Anyone developing high requested web applications will at some point consider server side caching to reduce database load while also reducing processing time. Django applications are no exception, having a very useful cache framework that allows you to implement caching in the correct way: an add-on to increase performance, it should represent the minimum code changes possible and if disabled everything should work in the same way.
While memcached is by far the better performing and should be the primary choice in most cases, the cache framework has a abstract API supporting several cache systems, offering both a low level set/get pair based on the key provided but also some such nifty helpers that make your job easier by managing this on the background.
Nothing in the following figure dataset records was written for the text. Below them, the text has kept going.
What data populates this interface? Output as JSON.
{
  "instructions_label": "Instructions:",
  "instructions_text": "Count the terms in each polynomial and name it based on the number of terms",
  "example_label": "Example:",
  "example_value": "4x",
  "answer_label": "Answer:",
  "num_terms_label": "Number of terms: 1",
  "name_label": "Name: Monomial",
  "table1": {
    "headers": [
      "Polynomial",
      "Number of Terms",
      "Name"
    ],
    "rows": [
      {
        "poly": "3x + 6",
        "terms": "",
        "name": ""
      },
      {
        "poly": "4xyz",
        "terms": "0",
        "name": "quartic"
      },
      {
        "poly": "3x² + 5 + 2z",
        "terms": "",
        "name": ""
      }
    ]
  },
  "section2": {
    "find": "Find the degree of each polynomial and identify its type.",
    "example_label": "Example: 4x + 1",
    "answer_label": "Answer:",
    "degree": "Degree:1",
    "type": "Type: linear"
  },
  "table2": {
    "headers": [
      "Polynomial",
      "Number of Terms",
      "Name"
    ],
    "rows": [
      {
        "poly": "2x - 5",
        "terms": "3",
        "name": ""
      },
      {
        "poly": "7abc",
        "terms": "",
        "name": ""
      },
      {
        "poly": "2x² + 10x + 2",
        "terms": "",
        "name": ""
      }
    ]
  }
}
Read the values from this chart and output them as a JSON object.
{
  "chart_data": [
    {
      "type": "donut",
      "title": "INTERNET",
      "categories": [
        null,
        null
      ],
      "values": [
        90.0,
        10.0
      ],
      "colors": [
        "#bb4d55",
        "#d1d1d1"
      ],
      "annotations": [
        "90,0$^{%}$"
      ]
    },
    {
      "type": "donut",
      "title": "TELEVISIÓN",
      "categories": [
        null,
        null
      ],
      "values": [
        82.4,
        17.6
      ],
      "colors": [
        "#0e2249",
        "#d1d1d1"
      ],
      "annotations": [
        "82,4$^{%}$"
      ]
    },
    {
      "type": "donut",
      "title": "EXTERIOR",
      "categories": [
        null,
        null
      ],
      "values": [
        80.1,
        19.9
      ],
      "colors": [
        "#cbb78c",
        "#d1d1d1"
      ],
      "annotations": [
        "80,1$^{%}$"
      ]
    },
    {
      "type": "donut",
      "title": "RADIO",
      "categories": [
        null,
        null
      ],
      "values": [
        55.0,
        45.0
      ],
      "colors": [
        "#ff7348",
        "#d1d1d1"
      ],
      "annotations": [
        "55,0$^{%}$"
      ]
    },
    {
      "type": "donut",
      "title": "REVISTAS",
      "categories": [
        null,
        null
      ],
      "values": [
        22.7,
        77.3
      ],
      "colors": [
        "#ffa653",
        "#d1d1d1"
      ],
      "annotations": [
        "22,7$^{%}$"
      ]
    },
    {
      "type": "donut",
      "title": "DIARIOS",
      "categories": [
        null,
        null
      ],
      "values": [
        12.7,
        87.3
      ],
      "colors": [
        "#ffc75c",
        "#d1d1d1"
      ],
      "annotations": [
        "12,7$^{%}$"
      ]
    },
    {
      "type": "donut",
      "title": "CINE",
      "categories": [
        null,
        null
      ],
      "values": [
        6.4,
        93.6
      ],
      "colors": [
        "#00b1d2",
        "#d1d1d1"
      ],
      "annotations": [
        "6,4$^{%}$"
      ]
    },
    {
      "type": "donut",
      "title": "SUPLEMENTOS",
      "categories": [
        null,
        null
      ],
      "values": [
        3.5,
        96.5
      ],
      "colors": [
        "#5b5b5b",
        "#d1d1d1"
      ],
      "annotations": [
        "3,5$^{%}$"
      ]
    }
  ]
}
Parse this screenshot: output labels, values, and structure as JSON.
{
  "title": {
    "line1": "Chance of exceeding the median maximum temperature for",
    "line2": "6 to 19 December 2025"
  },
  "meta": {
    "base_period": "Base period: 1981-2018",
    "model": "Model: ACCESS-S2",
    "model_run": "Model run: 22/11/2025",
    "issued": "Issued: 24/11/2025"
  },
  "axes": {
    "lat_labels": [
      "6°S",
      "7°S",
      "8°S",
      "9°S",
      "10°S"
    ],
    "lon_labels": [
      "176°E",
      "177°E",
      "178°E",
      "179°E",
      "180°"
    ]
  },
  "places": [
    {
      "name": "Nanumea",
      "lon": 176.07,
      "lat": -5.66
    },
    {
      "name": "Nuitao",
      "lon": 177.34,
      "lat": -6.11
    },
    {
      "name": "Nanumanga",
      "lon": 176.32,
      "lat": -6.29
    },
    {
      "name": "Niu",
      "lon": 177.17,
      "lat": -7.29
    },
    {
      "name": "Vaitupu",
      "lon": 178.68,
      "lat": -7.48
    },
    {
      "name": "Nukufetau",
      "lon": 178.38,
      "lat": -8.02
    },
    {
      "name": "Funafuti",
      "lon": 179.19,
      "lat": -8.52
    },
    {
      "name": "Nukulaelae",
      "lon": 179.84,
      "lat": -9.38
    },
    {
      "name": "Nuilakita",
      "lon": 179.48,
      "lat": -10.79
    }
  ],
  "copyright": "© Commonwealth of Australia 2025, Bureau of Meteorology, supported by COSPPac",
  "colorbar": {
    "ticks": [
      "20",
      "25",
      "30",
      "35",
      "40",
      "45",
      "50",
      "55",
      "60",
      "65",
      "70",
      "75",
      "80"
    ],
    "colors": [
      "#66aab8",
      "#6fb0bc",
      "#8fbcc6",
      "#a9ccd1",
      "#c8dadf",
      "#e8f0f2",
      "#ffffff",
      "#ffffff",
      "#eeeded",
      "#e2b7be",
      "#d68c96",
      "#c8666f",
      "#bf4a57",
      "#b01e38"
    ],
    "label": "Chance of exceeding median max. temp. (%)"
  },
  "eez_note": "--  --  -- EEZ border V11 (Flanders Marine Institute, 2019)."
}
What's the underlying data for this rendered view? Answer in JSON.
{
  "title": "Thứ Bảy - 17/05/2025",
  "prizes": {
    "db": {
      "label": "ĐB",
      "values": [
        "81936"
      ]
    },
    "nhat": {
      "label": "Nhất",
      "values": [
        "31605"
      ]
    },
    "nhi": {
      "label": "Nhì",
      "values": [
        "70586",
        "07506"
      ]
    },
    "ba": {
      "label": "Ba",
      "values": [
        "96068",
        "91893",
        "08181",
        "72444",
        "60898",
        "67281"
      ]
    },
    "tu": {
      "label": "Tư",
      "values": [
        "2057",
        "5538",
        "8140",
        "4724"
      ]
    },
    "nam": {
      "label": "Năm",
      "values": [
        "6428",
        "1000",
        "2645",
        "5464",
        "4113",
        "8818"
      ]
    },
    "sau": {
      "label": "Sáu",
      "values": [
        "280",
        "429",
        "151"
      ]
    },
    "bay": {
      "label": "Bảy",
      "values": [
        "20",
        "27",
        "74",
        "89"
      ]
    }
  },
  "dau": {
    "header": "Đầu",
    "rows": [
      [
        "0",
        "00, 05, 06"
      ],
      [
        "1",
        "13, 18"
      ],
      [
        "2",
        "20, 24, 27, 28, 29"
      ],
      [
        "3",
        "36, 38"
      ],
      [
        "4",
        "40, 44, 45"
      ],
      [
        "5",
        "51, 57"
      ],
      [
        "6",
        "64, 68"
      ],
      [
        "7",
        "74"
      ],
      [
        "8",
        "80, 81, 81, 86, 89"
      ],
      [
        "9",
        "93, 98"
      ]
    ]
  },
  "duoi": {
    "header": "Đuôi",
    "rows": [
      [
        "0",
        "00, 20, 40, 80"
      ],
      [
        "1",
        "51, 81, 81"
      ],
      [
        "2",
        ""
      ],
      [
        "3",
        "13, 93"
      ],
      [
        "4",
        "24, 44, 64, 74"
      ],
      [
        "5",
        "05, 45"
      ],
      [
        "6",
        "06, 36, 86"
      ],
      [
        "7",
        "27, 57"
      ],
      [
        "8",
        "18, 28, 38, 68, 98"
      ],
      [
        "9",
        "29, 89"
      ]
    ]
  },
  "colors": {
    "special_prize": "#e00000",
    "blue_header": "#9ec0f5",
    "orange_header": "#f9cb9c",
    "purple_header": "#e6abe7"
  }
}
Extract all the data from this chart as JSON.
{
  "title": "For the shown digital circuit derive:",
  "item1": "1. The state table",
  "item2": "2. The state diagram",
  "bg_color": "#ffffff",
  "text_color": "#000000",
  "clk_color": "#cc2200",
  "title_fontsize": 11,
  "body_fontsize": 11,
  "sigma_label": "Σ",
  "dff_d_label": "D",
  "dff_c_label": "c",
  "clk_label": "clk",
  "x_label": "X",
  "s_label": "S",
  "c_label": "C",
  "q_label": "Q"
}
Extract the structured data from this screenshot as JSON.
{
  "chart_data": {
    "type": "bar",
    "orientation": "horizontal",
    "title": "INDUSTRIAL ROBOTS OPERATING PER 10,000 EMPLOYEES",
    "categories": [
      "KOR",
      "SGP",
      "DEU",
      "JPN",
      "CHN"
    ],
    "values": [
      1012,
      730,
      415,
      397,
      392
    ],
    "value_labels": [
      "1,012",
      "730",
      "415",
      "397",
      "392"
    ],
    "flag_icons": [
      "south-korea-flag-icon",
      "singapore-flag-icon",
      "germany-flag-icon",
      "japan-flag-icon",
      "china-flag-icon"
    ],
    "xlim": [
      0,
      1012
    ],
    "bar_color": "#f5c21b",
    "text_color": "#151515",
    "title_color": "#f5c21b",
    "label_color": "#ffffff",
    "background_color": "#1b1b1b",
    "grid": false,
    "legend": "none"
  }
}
Such is the example of the cache_page decorator, you only have to use it with against the desired views and voilà, performance increased! You can find out more about this on Django’s cache framework manual.
Now, this will do for most cases, but on particular occasions you have to have into account the logic Django uses to generate his own cache key. From the manual:
By default, Django’s cache system creates its cache keys using the requested path (e.g., "/stories/2005/jun/23/bank_robbed/"). This means every request to that URL will use the same cached version, regardless of user-agent differences such as cookies or language preferences.
On some cases, the requested path may not be enough to identify the request and you may need to have a customized key logic. Yet, before considering this, I recommend first reading the manual extensively, as it might happen that the key_prefix parameter or the vary_on_headers decorator is enough to solve your problem.
Also in the manual is:
The cache middleware caches every page that doesn’t have GET or POST parameters.
If you want to cache for example API requests, they will very likely have GET parameters. Also, if you are building a multi-client application, you might also get identical requests that refer to different clients.
I came up with a very simple decorator to handle this in a clean way:
from django.conf import settings
from django.core.cache import cache
def cache_request(f, timeout=300):
"""
Decorator responsible of trying to load response from cache and
if not execute function, write to cache and return response
"""
def get_key(*args, **kwargs):
# This implementation will be later explained...
def wrap(*args, **kwargs):
# Try to load reponse from cache
cache_key = get_key(*args, **kwargs)
response = cache.get(cache_key)
if response == None:
# Not matched in cache, execute function
response = f(*args, **kwargs)
# Write on cache
cache.set(cache_key, response, timeout)
return response
return wrap
A very simple wrapper to any function, it simply tries to fetch the result from cache, if not found runs the function and stores the result. Receives a optional parameter cache expire, defaulting to 300 seconds if not received. Now all I need to do is to implement that get_key in a way that it will generate unique per client keys.
On this particular case, I wish to cache two different types of requests. Note that at any point in the request handling, I always have a settings.CLIENT_ID, set on the upper stages in the middleware.
Note: depending on your configuration django.conf.settings is likely not multi thread safe, this is, if you are making changes there in runtime, such as CLIENT_ID, it may happen that two or more simultaneous threads will write and read in the same memory position, overwriting each others and raising serious issues. Django advises against changing settings in run time, if you still need to do it, feel free to request assistance.
For my REST interface, that may have GET parameters, I used:
from django.utils.http import urlencode
from django.conf import settings
def get_key(*args, **kwargs):
"""
Given a API request returns a key to be used in the cache system
"""
request = args[1]
url = request.META['PATH_INFO']
params = urlencode(request.GET)
return 'webtv.%s.api?url=%s¶ms=%s' % (settings.CLIENT_ID, url, params)
So on this case I would get a “urlish” key, there is a prefix application name, a client identifier and the request details, that will do! I intentionally used request.GET and not request.META['QUERY_STRING'], this is so that I always get the ordered parameters, as the order they were written in the QUERY_STRING shouldn’t influence the result.
For my PyAMF powered AMF interface:
from django.utils.http import urlquote
from django.conf import settings
import re
def get_key(*args, **kwargs):
"""
Given a AMF request returns a key to be used in the cache system
"""
module = re.search('^\w+\.(?P<module>.*)\.\w+$', f.__module__).group('module')
params = urlquote(args[1:])
return 'myapp.%s.gateway.%s.%s?params=%s' % (settings.CLIENT_ID, module, f.__name__, params,)
In this case, since the view I’m caching can be located in several modules, I used a regular expression to retrieve the module name, appended the function name and the urlquoted string converted list of parameters.
Note: memcached doesn’t allow you to have whitespaces in the keys. If the string you are using as key has any, Django will silently hide any error and proceed without caching, so we should always escape them. The urlquote() there does the trick while maintaining the key logic.
Using this is as simple as:
@cache_request
def my_view(request):
# View code...
Done!
Note: Please bare in mind that using this logic, since our key logic is based on client fed parameters, the cache memory size may at some point reach a huge value, depending on the variation in parameters and timeout. If this happens, the cache successful match rate will also likely be low and you lose the profit in caching at all. I advise you to chose the views you want to cache wisely and probably avoid to do so in cases that the response depends on user typed requests, ex: search views.